The EDM4S or EDM4S SkyWiper (Electronic Drone Mitigation 4 - System), is a portable electronic warfare anti-drone device made by the Lithuanian company NT Service. It is designed to disrupt small and medium sized UAVs by jamming the UAV's communication and satellite navigation systems with an electromagnetic pulse.

History  
The device was first shown by the company NT Service (from Kaunas, Lithuania) in the 2019 Security and Counter Terror Exhibition in London.

Capabilities 
The device can be carried by one person. The operator points the device at the UAV and activates it to disrupt the UAV's communications out to a range of , as well as its satellite navigation capabilities. Depending on the UAV's level of autonomy, it may then fall out of the sky, make a controlled landing, return to an earlier waypoint, or continue operating normally.
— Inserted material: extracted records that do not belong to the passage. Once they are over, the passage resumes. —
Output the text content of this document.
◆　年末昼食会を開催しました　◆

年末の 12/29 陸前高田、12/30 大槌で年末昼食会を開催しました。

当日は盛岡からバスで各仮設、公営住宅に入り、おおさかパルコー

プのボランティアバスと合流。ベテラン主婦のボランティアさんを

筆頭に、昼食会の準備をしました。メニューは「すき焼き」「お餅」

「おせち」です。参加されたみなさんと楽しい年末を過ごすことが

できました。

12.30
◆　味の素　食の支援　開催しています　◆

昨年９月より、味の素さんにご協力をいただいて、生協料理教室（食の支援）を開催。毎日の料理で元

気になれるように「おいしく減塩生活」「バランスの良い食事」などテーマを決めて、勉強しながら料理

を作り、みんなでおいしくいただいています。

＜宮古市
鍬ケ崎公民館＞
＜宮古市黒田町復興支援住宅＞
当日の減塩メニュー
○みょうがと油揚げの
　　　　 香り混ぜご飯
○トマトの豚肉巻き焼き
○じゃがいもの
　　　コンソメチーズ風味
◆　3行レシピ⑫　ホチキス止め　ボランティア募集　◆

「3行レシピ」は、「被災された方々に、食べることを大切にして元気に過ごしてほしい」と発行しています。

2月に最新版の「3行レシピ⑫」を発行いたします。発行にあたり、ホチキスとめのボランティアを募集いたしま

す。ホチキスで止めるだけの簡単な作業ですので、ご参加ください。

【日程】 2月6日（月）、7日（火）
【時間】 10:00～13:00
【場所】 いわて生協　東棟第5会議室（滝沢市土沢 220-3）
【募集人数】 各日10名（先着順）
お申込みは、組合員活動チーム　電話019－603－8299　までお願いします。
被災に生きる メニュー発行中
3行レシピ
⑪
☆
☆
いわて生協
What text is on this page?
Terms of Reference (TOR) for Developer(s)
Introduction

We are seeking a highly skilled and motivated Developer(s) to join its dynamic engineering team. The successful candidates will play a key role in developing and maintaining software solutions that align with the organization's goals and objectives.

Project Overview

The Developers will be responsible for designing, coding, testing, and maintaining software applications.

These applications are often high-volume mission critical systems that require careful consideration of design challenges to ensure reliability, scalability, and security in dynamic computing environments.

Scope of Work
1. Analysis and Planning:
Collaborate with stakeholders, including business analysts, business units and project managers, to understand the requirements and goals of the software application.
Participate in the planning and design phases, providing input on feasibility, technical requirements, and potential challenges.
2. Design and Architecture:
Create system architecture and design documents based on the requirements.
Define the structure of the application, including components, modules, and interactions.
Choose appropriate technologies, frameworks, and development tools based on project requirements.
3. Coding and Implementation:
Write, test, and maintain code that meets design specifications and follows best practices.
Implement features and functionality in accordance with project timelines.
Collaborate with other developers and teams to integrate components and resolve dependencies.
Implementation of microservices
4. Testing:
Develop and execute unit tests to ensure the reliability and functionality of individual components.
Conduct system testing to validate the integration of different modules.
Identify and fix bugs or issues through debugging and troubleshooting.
The device can have 4 or 6 antennas. By default there are two antennas for the 2.4 GHz and 5.8 GHz frequency bands, with a power of 10 W each, one antenna for the GPS 1.5 GHz band with a power of 10 W, and one antenna for the GLONASS 1.5 GHz band with a power of 10 W.

Device 
The device is made of aluminium, and is shaped like a rifle – including a trigger to activate the device and optics for sighting. It weighs 5.5kg and measures 1050 × 220 × 360 mm with the stock extended (830 × 220 × 360 mm without the stock extended). It is powered by a 24 V battery, which can last for up to 35 minutes.

Usage 
The EDM4S-UA version of the device – at a unit cost of $15,000 – was first used by the Ukrainian Armed Forces against Russian separatist drones in Donbas in 2021 as part of the Russo-Ukrainian War. It has since seen further use in the Russian invasion of Ukraine, shooting down Russian drones such as the Eleron. In June 2022, Lithuania donated 110 units to Ukraine at a cost of €1.5 million ($1.56 million).